La causa scatenante di questo briefing furono le accuse dell’ex (pre rivoluzione colorata) Ministro per la Sicurezza di Stato della Georgia – Igor Giorgiadze – che sostenne di essere venuto a sapere, tramite whistleblowers, di documenti del Lugar Center contenenti informazioni su esperimenti top secret – con il coinvolgimento di reclute dell’esercito georgiano – e contenenti inoltre prove dello sviluppo di armi biologiche, inclusi brevetti per i vettori di lancio.
Gli americani smentirono con forza, e ad oggi ulteriori prove a sostegno delle dichiarazioni di Giorgiadze non sono mai emerse.

DOPO L’INVASIONE DELL’UCRAINA
La questione rimane poi dormiente fino all’invasione russa dell’Ucraina a fine febbraio 2022.
Il 26 febbraio, la blogger bulgara Dilyana Gaytandzhieva fa notare la scomparsa – dal sito dell’ambasciata americana in Ucraina – dei riferimenti a 11 siti di ricerca biologica nel paese. Riferimenti comunque recuperabili tramite l’archiviazione web, che vengono in seguito reinseriti sul sito dell’ambasciata.
Il 6 marzo, Igor Konashenkov – portavoce delle forze armate russe – dichiara di avere le prove dell’esistenza di un programma militare-biologico in Ucraina finanziato dagli Stati Uniti. L’agenzia russa “Ria Novosti” pubblica dei documenti – provenienti da un laboratorio di Kharkov – che intimano lo smantellamento dello stesso e l’esportazione dei suoi materiali, su ordine del Dipartimento di Stato americano, di modo che non cada in mani russe.
In successivi briefing, Kirillov scende nei dettagli, pubblicando documenti riguardanti lo studio – in questi laboratori – di scenari come il trasporto di virus SARS tramite uccelli migratori in Europa, fornendo nomi di presunti ufficiali americani coinvolti oltre ad una vasta mole di documenti.
Non ci sono commenti ufficiali americani che scendano così nel dettaglio, nel confutare le accuse russe, ma si può dire che le dichiarazioni di Victoria Nuland1 – membro dell’amministrazione presidenziale americana e considerabile una delle figure chiave dell’Euromaidan – davanti al senato, l’8 marzo, non abbiano spento i dubbi che molti – anche negli USA – nutrono sull’esistenza e/o sulla bontà di questi programmi biologici.

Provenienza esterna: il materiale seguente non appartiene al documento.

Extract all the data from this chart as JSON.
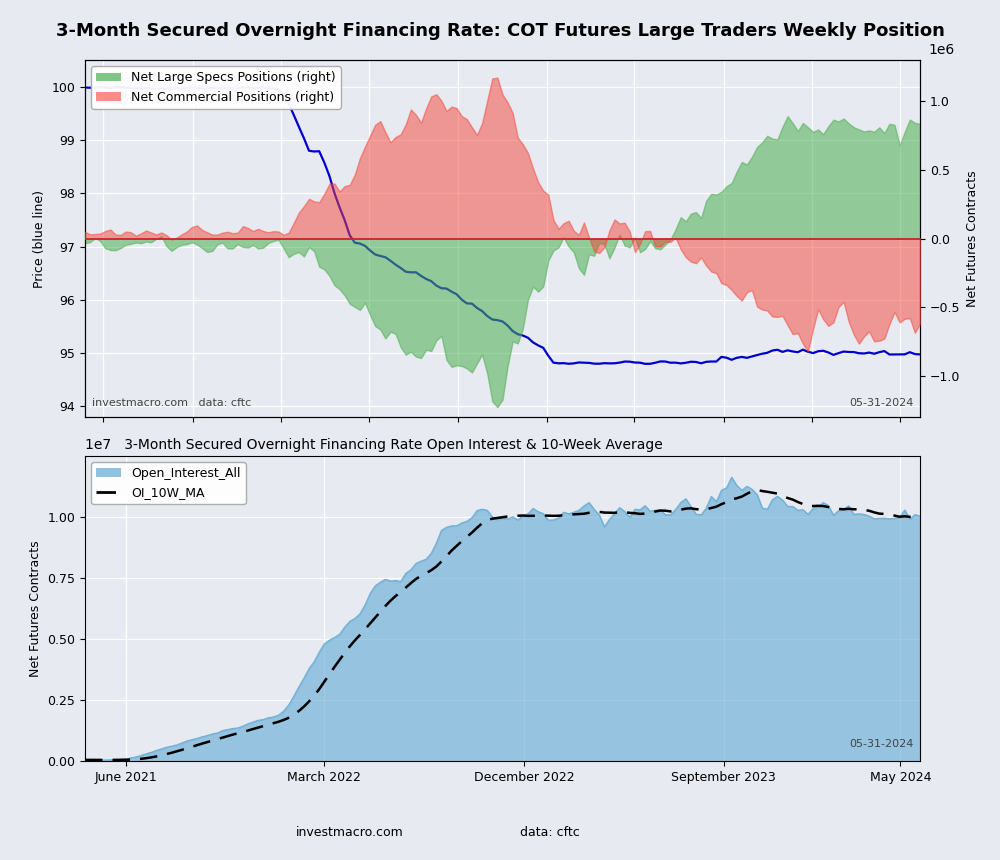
{
  "title": "3-Month Secured Overnight Financing Rate: COT Futures Large Traders Weekly Position",
  "title2": "3-Month Secured Overnight Financing Rate Open Interest & 10-Week Average",
  "bg_color": "#e8eaf2",
  "plot_bg_color": "#e8eaf2",
  "footer_left": "investmacro.com   data: cftc",
  "footer_right": "05-31-2024",
  "ax1_ylabel": "Price (blue line)",
  "ax2_ylabel": "Net Futures Contracts",
  "ax3_ylabel": "Net Futures Contracts",
  "legend1_green": "Net Large Specs Positions (right)",
  "legend1_red": "Net Commercial Positions (right)",
  "legend2_blue": "Open_Interest_All",
  "legend2_dashed": "OI_10W_MA",
  "green_color": "#4CAF50",
  "green_alpha": 0.55,
  "red_color": "#f44336",
  "red_alpha": 0.5,
  "blue_line_color": "#0000CD",
  "oi_fill_color": "#6baed6",
  "oi_fill_alpha": 0.65,
  "price_ylim": [
    93.8,
    100.5
  ],
  "cot_ylim": [
    -1.3,
    1.3
  ],
  "oi_ylim": [
    0,
    12500000.0
  ]
}
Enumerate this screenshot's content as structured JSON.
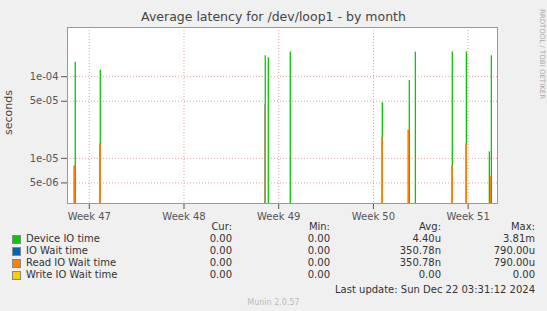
{
  "chart_data": {
    "type": "bar",
    "title": "Average latency for /dev/loop1 - by month",
    "y_label": "seconds",
    "log": "y",
    "grid": true,
    "xlim": [
      46.77,
      51.31
    ],
    "xticks": [
      {
        "value": 47,
        "label": "Week 47"
      },
      {
        "value": 48,
        "label": "Week 48"
      },
      {
        "value": 49,
        "label": "Week 49"
      },
      {
        "value": 50,
        "label": "Week 50"
      },
      {
        "value": 51,
        "label": "Week 51"
      }
    ],
    "ylim": [
      2.8e-06,
      0.0004
    ],
    "yticks": [
      {
        "value": 5e-06,
        "label": "5e-06"
      },
      {
        "value": 1e-05,
        "label": "1e-05"
      },
      {
        "value": 5e-05,
        "label": "5e-05"
      },
      {
        "value": 0.0001,
        "label": "1e-04"
      }
    ],
    "legend_columns": [
      "Cur:",
      "Min:",
      "Avg:",
      "Max:"
    ],
    "series": [
      {
        "name": "Device IO time",
        "color": "#00cc00",
        "x": [
          46.852,
          47.116,
          48.858,
          48.89,
          49.122,
          50.094,
          50.379,
          50.443,
          50.833,
          50.981,
          51.224,
          51.245
        ],
        "values": [
          0.00015,
          0.00012,
          0.00018,
          0.00017,
          0.0002,
          4.8e-05,
          9e-05,
          0.0002,
          0.0002,
          0.0002,
          1.2e-05,
          0.00018
        ],
        "stats": [
          "0.00",
          "0.00",
          "4.40u",
          "3.81m"
        ]
      },
      {
        "name": "IO Wait time",
        "color": "#0066b3",
        "x": [
          46.842,
          47.116,
          48.858,
          50.094,
          50.369,
          50.833,
          50.981,
          51.235
        ],
        "values": [
          8e-06,
          1.5e-05,
          4.5e-05,
          1.8e-05,
          2.2e-05,
          8e-06,
          1.5e-05,
          6e-06
        ],
        "stats": [
          "0.00",
          "0.00",
          "350.78n",
          "790.00u"
        ]
      },
      {
        "name": "Read IO Wait time",
        "color": "#ff8000",
        "x": [
          46.842,
          47.116,
          48.858,
          50.094,
          50.369,
          50.833,
          50.981,
          51.235
        ],
        "values": [
          8e-06,
          1.5e-05,
          4.5e-05,
          1.8e-05,
          2.2e-05,
          8e-06,
          1.5e-05,
          6e-06
        ],
        "stats": [
          "0.00",
          "0.00",
          "350.78n",
          "790.00u"
        ]
      },
      {
        "name": "Write IO Wait time",
        "color": "#ffcc00",
        "x": [],
        "values": [],
        "stats": [
          "0.00",
          "0.00",
          "0.00",
          "0.00"
        ]
      }
    ],
    "last_update": "Last update: Sun Dec 22 03:31:12 2024",
    "footer": "Munin 2.0.57",
    "watermark": "RRDTOOL / TOBI OETIKER"
  }
}
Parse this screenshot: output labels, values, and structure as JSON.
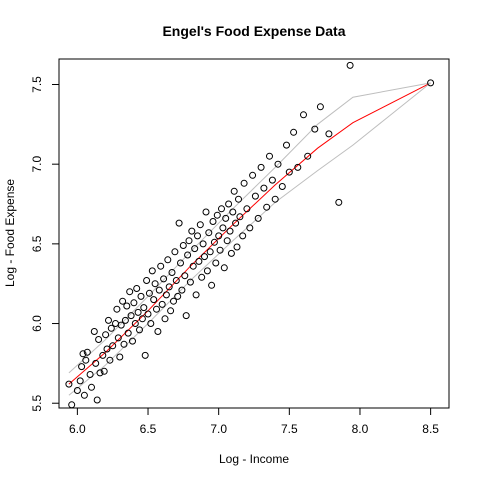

Il Sottosegretario di Stato ha affermato: “L’Ucraina ha dei siti di ricerca biologica, che temiamo possano essere catturati dai russi, cosa che stiamo cercando di evitare“.
Ricapitolando: E’ acclarato che il Dipartimento della Difesa americano fornisca fondi a laboratori biologici in diversi paesi dell’ex unione sovietica, nell’ambito del Biological Threat Reduction Program e del Biosurveillance Network of the Silk Road, istituito nel 2016, nei paesi post-sovietici – lo dice il nome – sovrapposti alla via della seta (vecchia… e nuova) . E’ ufficiale che la collaborazione del Dipartimento della Difesa americano avvenga non solo con le autorità civili e sanitarie dell’Ucraina, ma anche con quelle militari. E’ ufficiale ed acclarato che questa collaborazione riguardi anche – in qualche modo – le armi biologiche, quantomeno nella misura in cui si riferisce alla loro “prevenzione”.
Tutto il resto può essere oggetto di dibattito, opinioni, speculazione. E di sicuro c’è ben poco.
Non è chiaro ad esempio quale sia il livello di coinvolgimento di personale americano in questi laboratori, anche attraverso intermediari civili (ma con security clearance) come il contractor Black and Veatch.
In ogni caso – sebbene le accuse russe abbiano diversi elementi circostanziali a loro sostegno – sembra che ancora manchino di quel “silver bullet” necessario per provare realmente l’esistenza di un programma biologico offensivo ucro-americano. La Russia ha probabilmente delle buone ragioni per essere nervosa – e sospettosa – a causa della presenza di una collaborazione americana a livello anche militare, che riguarda le armi biologiche e i loro vettori di trasporto, in un anello di paesi intorno al suo territorio, condita da eventi quantomeno fraintendibili come la raccolta di campioni biologici russi. Non è, però, riuscita a provare oltre ogni ragionevole dubbio le sue accuse (non che sia stata permessa un’inchiesta internazionale a riguardo)
In conclusione la valutazione è: Entrambe le versioni possono essere sostenute con cognizione di causa.
La questione è quasi certamente destinata a rimanere irrisolta, ed accesa, per molto tempo: Al summit CSTO di novembre 2022, il Presidente bielorusso Lukashenko afferma: “La Russia e la Bielorussia non hanno laboratori biologici, ma alcuni paesi membri del CSTO sì, e dobbiamo discuterne“.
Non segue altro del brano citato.